L’oeuvre d’Ethan Greenbaum, Any, de 21,6 x 21,6 x 2 cm, de 2018, est un travail hybride et tridimensionnel, issu d’une photographie prise par l’artiste new-yorkais, lors l’une de ses déambulations en ville et qu’il transforme en un objet sculptural. 

La toile de Peter Schuyff, intitulée Dutch Happy, de 40 x 49,5 cm, une huile sur une toile trouvée, de 2007, témoigne de l’extrême liberté de l’artiste par rapport au sujet, à la manière de le traiter, un énorme smiley occulte le visage où seul les yeux son raccord, et du refus de l’artiste de rentrer dans une des catégories de l’art. 

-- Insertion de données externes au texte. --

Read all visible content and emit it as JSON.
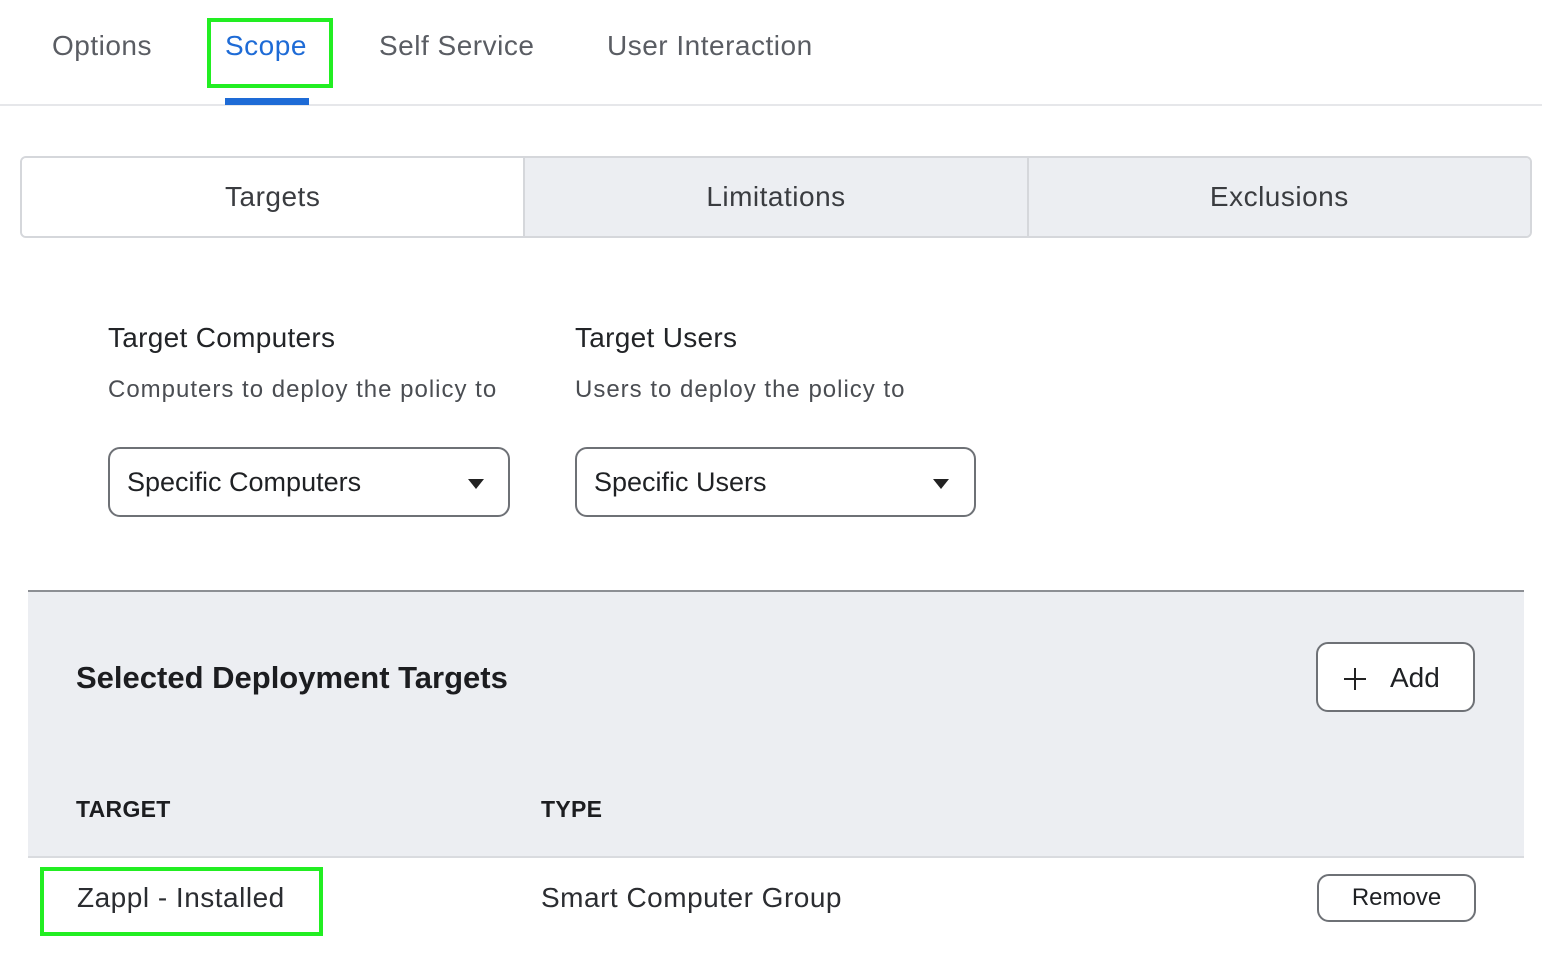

La pièce de Andrew Grassie, artiste écossais, titrée The Geffen, tempera sur carton, de 12,5 x 19 cm, de 2014, est tirée d’une photographie qui lui sert de modèle. La modestie de l’action en cours qu’il capture, l’image d’un chantier, est fortifiée parce qu’il s’agit d’un lieu abandonné momentanément. L’interruption du travail et l’absence de présence humaine installe un sentiment diffus de désolation chez le spectateur qui contemple l’oeuvre. Et sa minutieuse exécution amplifie ce sentiment. 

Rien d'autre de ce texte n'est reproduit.